Djanggawul cycle

Related civilizations: Australian Aborigine, Yolngu.

Date: possibly as old as 50,000 b.c.e.

Locale: Oceania document of the Bawinanga region, Arhhem Land, northern coastal Australia

Djanggawul cycle

The Djanggawul song cycle tells the story of three ancestral beings and their travels through the Millingimbi region. Made up of 188 songs, it chronicles how three children of the Sun, the two sisters Bildjiwuaroju and Miralaldu (who taught human beings to hunt and gather in Dreamtime), and the brother Djanggawul fertilized the ancient landscape with their dreamings and brought the world into being by naming the plants, animals, and places they crossed over.

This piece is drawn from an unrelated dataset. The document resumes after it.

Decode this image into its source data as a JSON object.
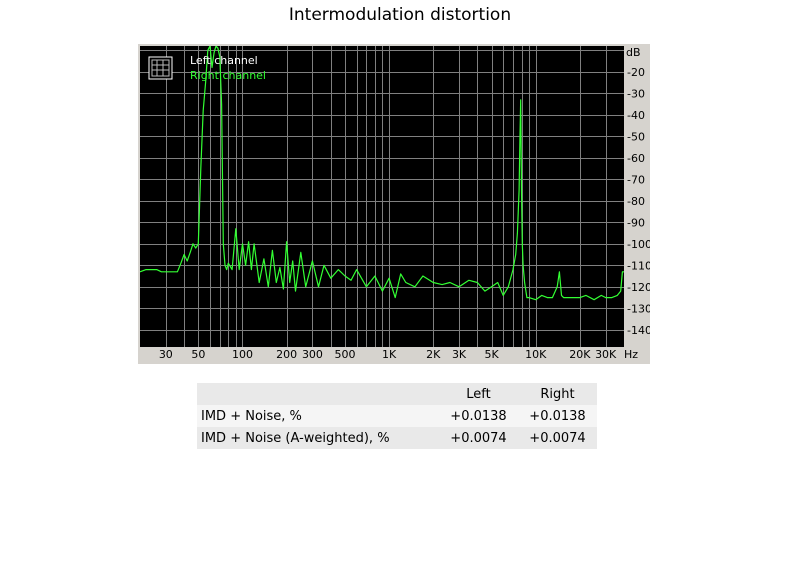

These narratives of the Aboriginal Australians are primarily about land, the journeys of the Ancestors to creation sites where they created the different clans and animals and plants, battles for power and knowledge among them, and the ritual journeys of the totems that represent each clan. Individual songs, usually acted out, dealing with one or two totems (like Native American totems) associated with a specific area, may constitute a song cycle. Each clan knows only a song cycle segment, and these are exchanged at meeting points to maintain the continuity of dreaming, creation, time, space, and human life.

Besides covering the mythic fertilizing and creation of the world, the cycle clarifies and defines the nature and meaning of relationships between men and women and their respective powers and knowledge, making it clear that the original source of all power in the Dreaming comes from, and through, the women.

Bibliography

Isaacs, Jennifer. Australian Dreaming: Forty Thousand Years of Aboriginal History. Sydney: Lansdowne Press, 1980.

Narogin, Mudrooroo. The Indigenous Literature of Australia: Milli Milli Wangka. South Melbourne, Australia: Hyland House, 1997.